CHP İSTANBUL İL ÖRGÜTÜNÜN EMEK AÇILIMI
Sendikalar üyelerine ve genel olarak işçilere siyasal bilinç verme sürecini başlatmadıktan sonra siyasal iktidarların işçiye karşı zulmü devam edecektir. Çünkü bugün işçiler ve sendikalar siyaseten bilinçli değildir ve iki tel makarnaya, bir çuval kömüre geleceklerini satacak kadar zavallı konumuna indirgenmişlerdir. Zincirlerini kırmaya, aydınlanmaya, demokratik haklarına kavuşmaya hiç niyetleri yoktur. Sendikaların üstlenmediği işçiyi siyaseten aydınlatma işlevini siyasi partilerin yapması gerekmektedir. Bu konuda Vatan Partisi ilk adımı atmış ve bölgesel seminerler düzenlemeye başlamıştır. Umarız aksatmadan bu çalışmayı genişleterek sürdürürler. CHP’ye yıllardır yaptığımız uyarıların gereği yapılmamış ama nihayet CHP İstanbul İl Örgütü bu konuda somut bir adım atarak 37 ilçede Emek Büroları kurmak üzere ilçelerden yöneticileri görevlendirmiştir. Bu görevlilerle bu ay içinde bir araya gelip onlara nasıl çalışmaları, işçiler ve sendikalarla nasıl ilişki kurmaları gerektiğini anlatacağız. Istanbul İl Örgütü’nün bu açılımı maya tutarsa CHP’nin sıkıştığı yüzde 20-25 oy aralığından kurtulması ve iktidar umudunu yeşertmesi mümkün olacaktır.
CHP işçiye açılmaktan, sendikalar işçilere siyasal bilinç vermekten korkmadığı zaman AKP’nin işçilere reva gördüğü zulüm bir gün mutlaka bitecek ve çalışanlar, aydınlık günler getirecek bir siyasi partiyi mutlaka işbaşına getireceklerdir.
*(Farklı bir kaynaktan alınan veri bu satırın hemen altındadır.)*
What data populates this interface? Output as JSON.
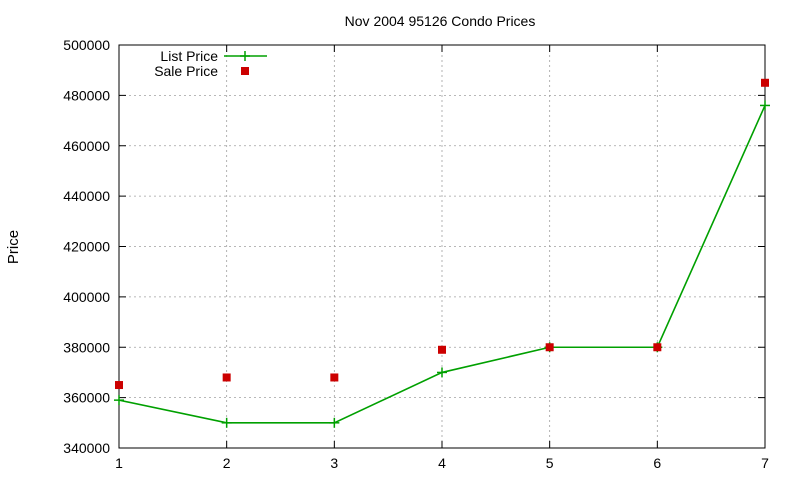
{
  "chart_data": {
    "type": "line",
    "title": "Nov 2004 95126 Condo Prices",
    "xlabel": "",
    "ylabel": "Price",
    "xlim": [
      1,
      7
    ],
    "ylim": [
      340000,
      500000
    ],
    "x_ticks": [
      1,
      2,
      3,
      4,
      5,
      6,
      7
    ],
    "y_ticks": [
      340000,
      360000,
      380000,
      400000,
      420000,
      440000,
      460000,
      480000,
      500000
    ],
    "grid": true,
    "legend_position": "top-left",
    "series": [
      {
        "name": "List Price",
        "style": "line-with-plus-markers",
        "color": "#00a000",
        "x": [
          1,
          2,
          3,
          4,
          5,
          6,
          7
        ],
        "y": [
          359000,
          350000,
          350000,
          370000,
          380000,
          380000,
          476000
        ]
      },
      {
        "name": "Sale Price",
        "style": "square-markers",
        "color": "#cc0000",
        "x": [
          1,
          2,
          3,
          4,
          5,
          6,
          7
        ],
        "y": [
          365000,
          368000,
          368000,
          379000,
          380000,
          380000,
          485000
        ]
      }
    ]
  }
}
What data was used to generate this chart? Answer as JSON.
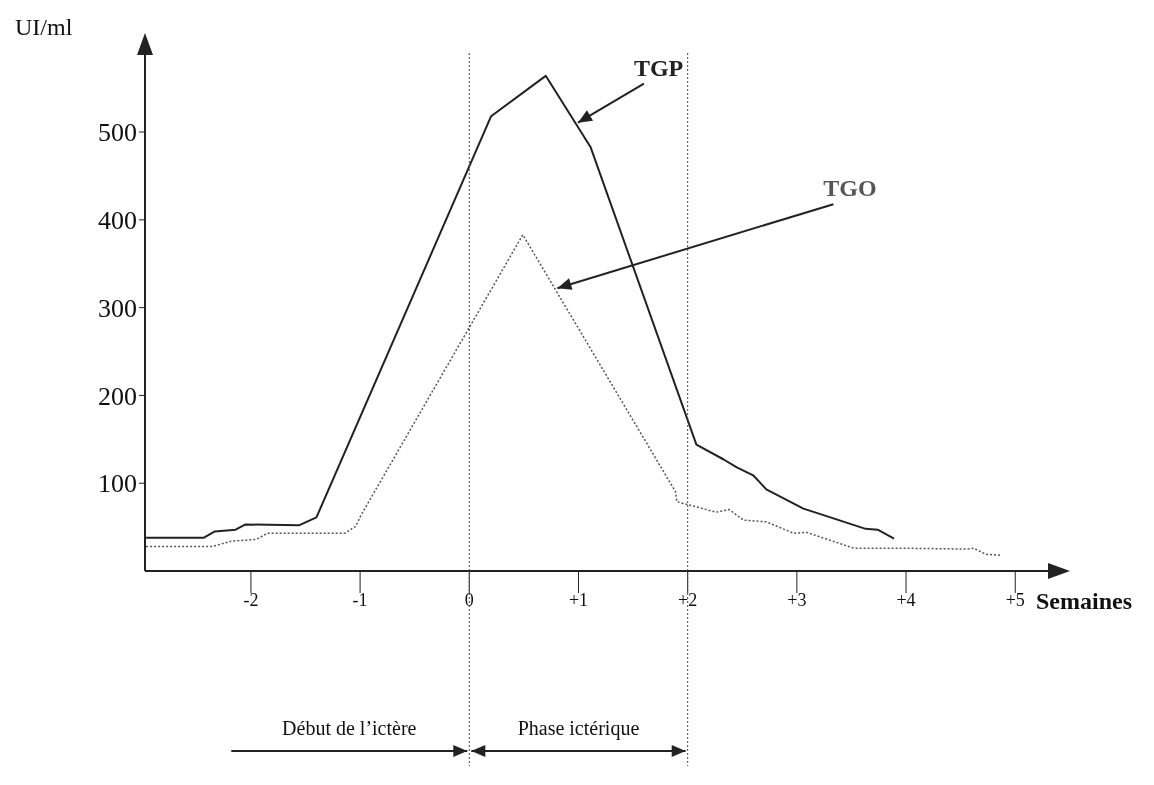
{
  "chart_data": {
    "type": "line",
    "xlabel": "Semaines",
    "ylabel": "UI/ml",
    "xlim": [
      -2.97,
      5.3
    ],
    "xticks": [
      -2,
      -1,
      0,
      {
        "value": 1,
        "label": "+1"
      },
      {
        "value": 2,
        "label": "+2"
      },
      {
        "value": 3,
        "label": "+3"
      },
      {
        "value": 4,
        "label": "+4"
      },
      {
        "value": 5,
        "label": "+5"
      }
    ],
    "ylim": [
      0,
      590
    ],
    "yticks": [
      100,
      200,
      300,
      400,
      500
    ],
    "marker": "none",
    "series": [
      {
        "name": "TGP",
        "color": "#222222",
        "line_style": "solid",
        "x": [
          -2.96,
          -2.43,
          -2.33,
          -2.14,
          -2.05,
          -1.56,
          -1.4,
          0.2,
          0.7,
          1.11,
          2.08,
          2.33,
          2.45,
          2.6,
          2.72,
          3.06,
          3.63,
          3.74,
          3.89
        ],
        "values": [
          38,
          38,
          45,
          47,
          53,
          52,
          61,
          518,
          564,
          483,
          144,
          127,
          118,
          109,
          93,
          71,
          48,
          47,
          37
        ]
      },
      {
        "name": "TGO",
        "color": "#555555",
        "line_style": "dotted",
        "x": [
          -2.96,
          -2.35,
          -2.18,
          -1.95,
          -1.85,
          -1.14,
          -1.04,
          -0.99,
          0.49,
          1.89,
          1.9,
          2.26,
          2.38,
          2.51,
          2.72,
          2.97,
          3.09,
          3.52,
          3.94,
          4.55,
          4.62,
          4.73,
          4.87
        ],
        "values": [
          28,
          28,
          34,
          36,
          43,
          43,
          51,
          64,
          383,
          90,
          79,
          67,
          70,
          58,
          56,
          43,
          44,
          26,
          26,
          25,
          26,
          19,
          18
        ]
      }
    ],
    "ref_lines": [
      {
        "axis": "x",
        "value": 0,
        "label": null,
        "line_style": "dotted"
      },
      {
        "axis": "x",
        "value": 2,
        "label": null,
        "line_style": "dotted"
      }
    ],
    "annotations": [
      "Début de l’ictère",
      "Phase ictérique"
    ]
  }
}
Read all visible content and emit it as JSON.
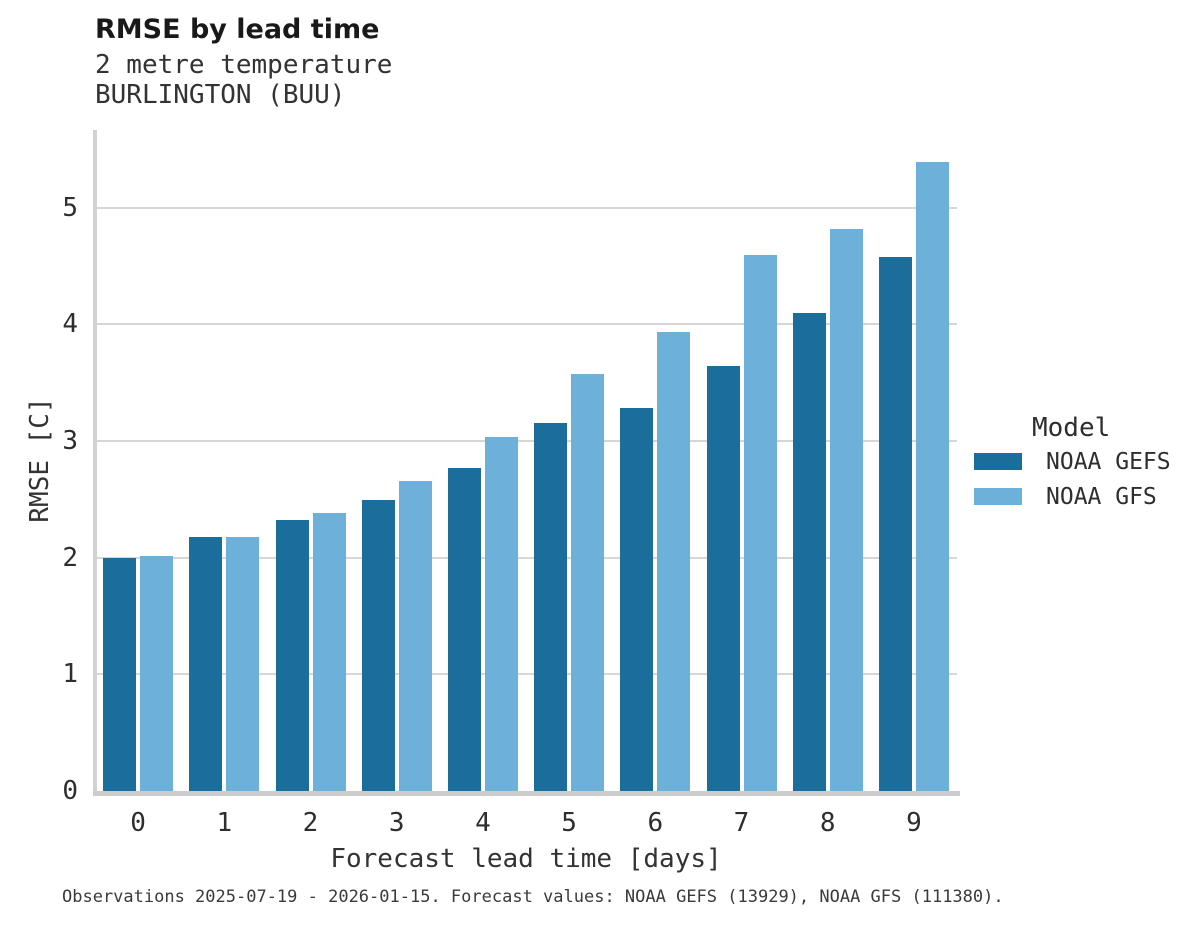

Sendikacı dostlara seslenmek istiyoruz: Ürkek tavşanlar gibi yaşamanın anlamı ve amacı yoktur. Başarı cesaretin ürünüdür. Üyelerinize hak ettikleri yaşamı verebilmek için cesur olmanız gerekmektedir. Aydınlık günlerde sendikacılık yapabilmek için bu sese kulak vereceğinizi umuyoruz.